Der Unabhängige Verwaltungssenat für die Steiermark hat durch das Senatsmitglied Dr. Klaus Stühlinger über die Berufung des Herrn A A El N Mohammed, geb. am 31.12.1957, vertreten durch Dr. Wolfgang M, Rechtsanwalt in G, gegen den Bescheid der Bundespolizeidirektion Graz vom 24.1.1997, GZ.: III/S-11608/96, wie folgt entschieden:

Gemäß § 66 Abs 4 Allgemeines Verwaltungsverfahrensgesetz 1991 (im folgenden AVG) in Verbindung mit § 24 Verwaltungsstrafgesetz 1991 (im folgenden VStG) wird der Berufung Folge gegeben, der angefochtene Bescheid behoben und das Verwaltungsstrafverfahren gemäß § 45 Abs 1 Z 3 VStG eingestellt.

Text

Auf Grundlage des der gemäß § 51 Abs 1 VStG sachlich und örtlich zuständigen Berufungsbehörde vorliegenden Verfahrensaktes der Verwaltungsstrafbehörde erster Instanz in Verbindung mit durch die Berufungsbehörde ergänzend durchgeführten Erhebungen ergibt sich folgender Sachverhalt:

Mit dem im Spruch dieses Bescheides näher bezeichneten Straferkenntnis vom 24.1.1997 war über Herrn A A El N Mohammed auf Rechtsgrundlage des § 14 Abs 1 Z 6 Gelegenheitsverkehrsgesetz wegen Übertretung des § 4 der Stmk.
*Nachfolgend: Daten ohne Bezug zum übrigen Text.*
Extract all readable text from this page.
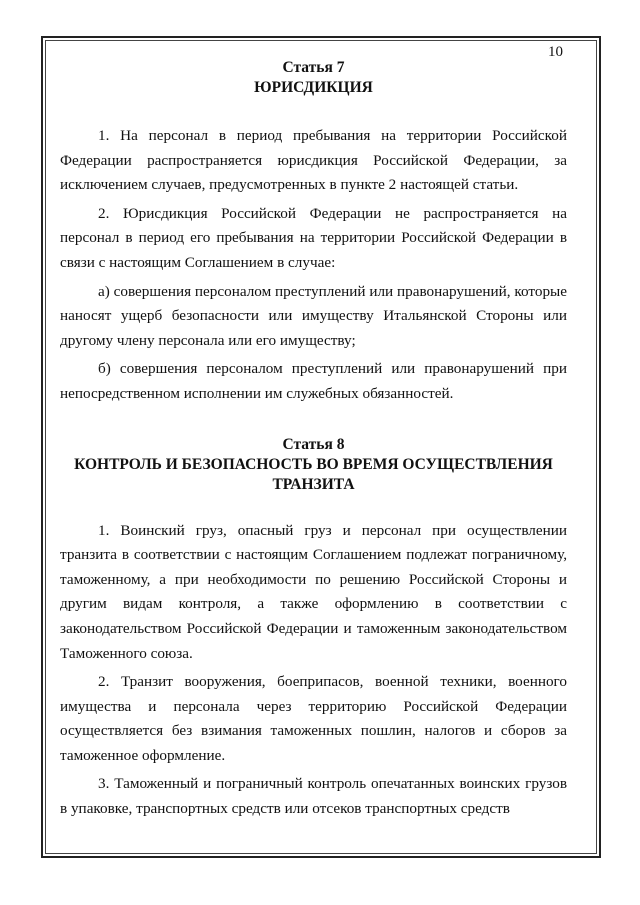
10
Статья 7
ЮРИСДИКЦИЯ

1. На персонал в период пребывания на территории Российской Федерации распространяется юрисдикция Российской Федерации, за исключением случаев, предусмотренных в пункте 2 настоящей статьи.

2. Юрисдикция Российской Федерации не распространяется на персонал в период его пребывания на территории Российской Федерации в связи с настоящим Соглашением в случае:

а) совершения персоналом преступлений или правонарушений, которые наносят ущерб безопасности или имуществу Итальянской Стороны или другому члену персонала или его имуществу;

б) совершения персоналом преступлений или правонарушений при непосредственном исполнении им служебных обязанностей.

Статья 8
КОНТРОЛЬ И БЕЗОПАСНОСТЬ ВО ВРЕМЯ ОСУЩЕСТВЛЕНИЯ ТРАНЗИТА

1. Воинский груз, опасный груз и персонал при осуществлении транзита в соответствии с настоящим Соглашением подлежат пограничному, таможенному, а при необходимости по решению Российской Стороны и другим видам контроля, а также оформлению в соответствии с законодательством Российской Федерации и таможенным законодательством Таможенного союза.

2. Транзит вооружения, боеприпасов, военной техники, военного имущества и персонала через территорию Российской Федерации осуществляется без взимания таможенных пошлин, налогов и сборов за таможенное оформление.

3. Таможенный и пограничный контроль опечатанных воинских грузов в упаковке, транспортных средств или отсеков транспортных средств
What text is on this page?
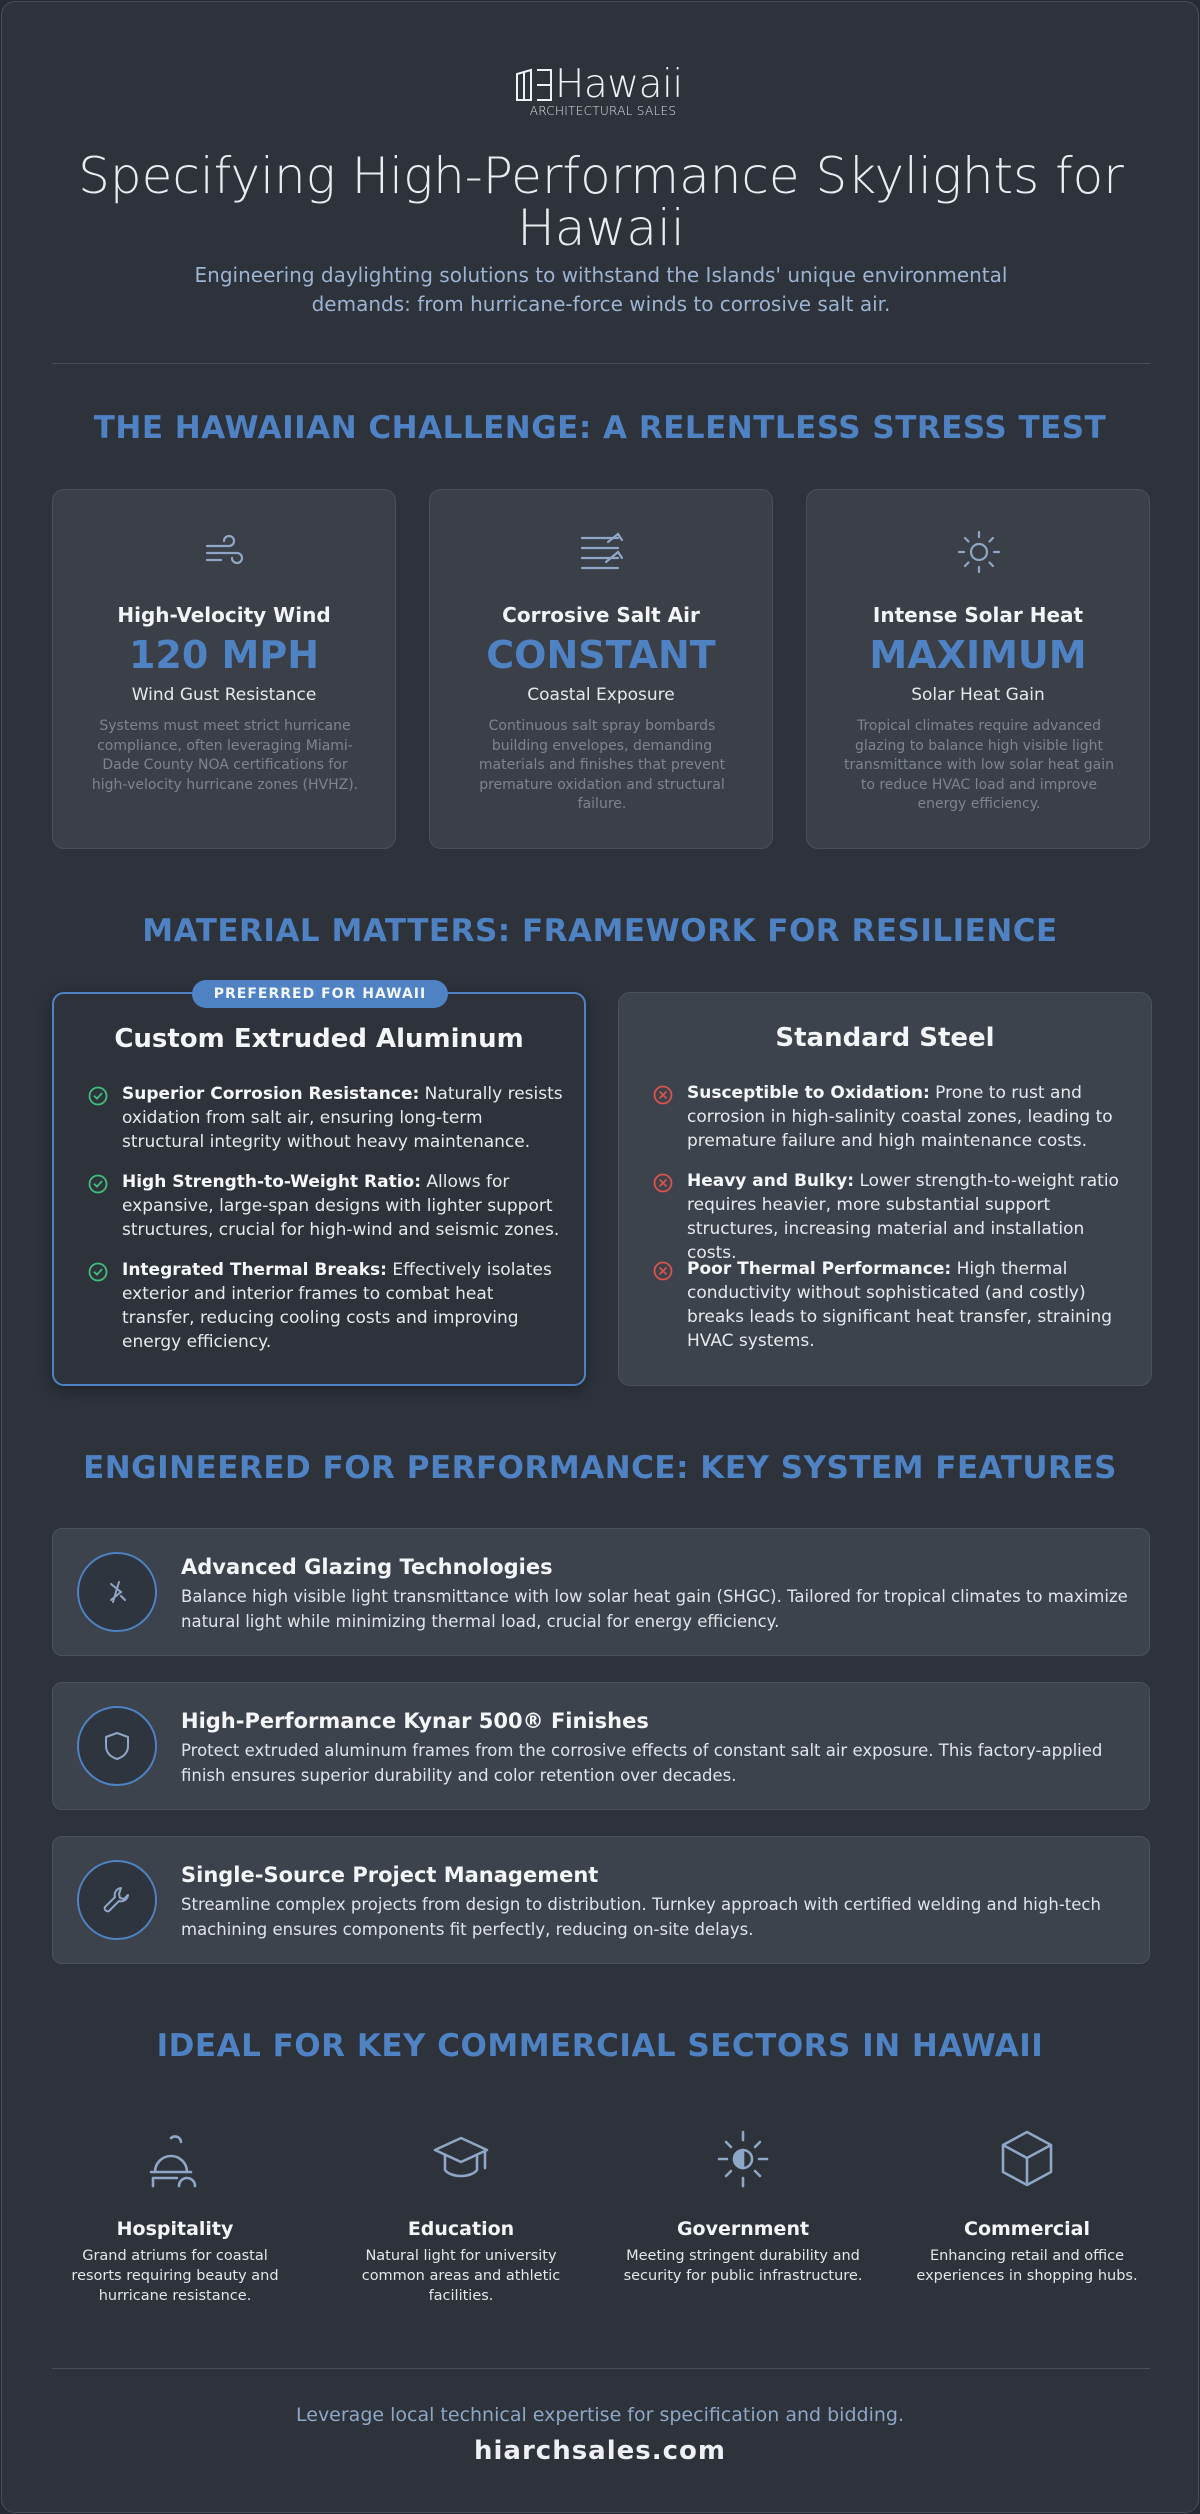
Hawaii
ARCHITECTURAL SALES
Specifying High-Performance Skylights for Hawaii
Engineering daylighting solutions to withstand the Islands' unique environmental demands: from hurricane-force winds to corrosive salt air.
THE HAWAIIAN CHALLENGE: A RELENTLESS STRESS TEST
High-Velocity Wind
120 MPH
Wind Gust Resistance
Systems must meet strict hurricane compliance, often leveraging Miami-Dade County NOA certifications for high-velocity hurricane zones (HVHZ).
Corrosive Salt Air
CONSTANT
Coastal Exposure
Continuous salt spray bombards building envelopes, demanding materials and finishes that prevent premature oxidation and structural failure.
Intense Solar Heat
MAXIMUM
Solar Heat Gain
Tropical climates require advanced glazing to balance high visible light transmittance with low solar heat gain to reduce HVAC load and improve energy efficiency.
MATERIAL MATTERS: FRAMEWORK FOR RESILIENCE
PREFERRED FOR HAWAII
Custom Extruded Aluminum
Superior Corrosion Resistance: Naturally resists oxidation from salt air, ensuring long-term structural integrity without heavy maintenance.
High Strength-to-Weight Ratio: Allows for expansive, large-span designs with lighter support structures, crucial for high-wind and seismic zones.
Integrated Thermal Breaks: Effectively isolates exterior and interior frames to combat heat transfer, reducing cooling costs and improving energy efficiency.
Standard Steel
Susceptible to Oxidation: Prone to rust and corrosion in high-salinity coastal zones, leading to premature failure and high maintenance costs.
Heavy and Bulky: Lower strength-to-weight ratio requires heavier, more substantial support structures, increasing material and installation costs.
Poor Thermal Performance: High thermal conductivity without sophisticated (and costly) breaks leads to significant heat transfer, straining HVAC systems.
ENGINEERED FOR PERFORMANCE: KEY SYSTEM FEATURES
Advanced Glazing Technologies
Balance high visible light transmittance with low solar heat gain (SHGC). Tailored for tropical climates to maximize natural light while minimizing thermal load, crucial for energy efficiency.
High-Performance Kynar 500® Finishes
Protect extruded aluminum frames from the corrosive effects of constant salt air exposure. This factory-applied finish ensures superior durability and color retention over decades.
Single-Source Project Management
Streamline complex projects from design to distribution. Turnkey approach with certified welding and high-tech machining ensures components fit perfectly, reducing on-site delays.
IDEAL FOR KEY COMMERCIAL SECTORS IN HAWAII
Hospitality
Grand atriums for coastal resorts requiring beauty and hurricane resistance.
Education
Natural light for university common areas and athletic facilities.
Government
Meeting stringent durability and security for public infrastructure.
Commercial
Enhancing retail and office experiences in shopping hubs.
Leverage local technical expertise for specification and bidding.
hiarchsales.com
Betriebsordnung für den nicht linienmäßigen Personenverkehr 1994 eine Geldstrafe von S 800,--, im Uneinbringlichkeitsfall eine Ersatzfreiheitsstrafe von 30 Stunden, verhängt worden, da er am 1.4.1996 um 01.30 Uhr, in Graz 7, Andersengasse nächst der dortigen Telefonzelle, als Lenker des Kraftfahrzeuges G-45 ZGC, sich als eine im Fahrdienst tätige Person während des Fahrdienstes nicht besonnen, rücksichtsvoll und höflich verhalten hätte.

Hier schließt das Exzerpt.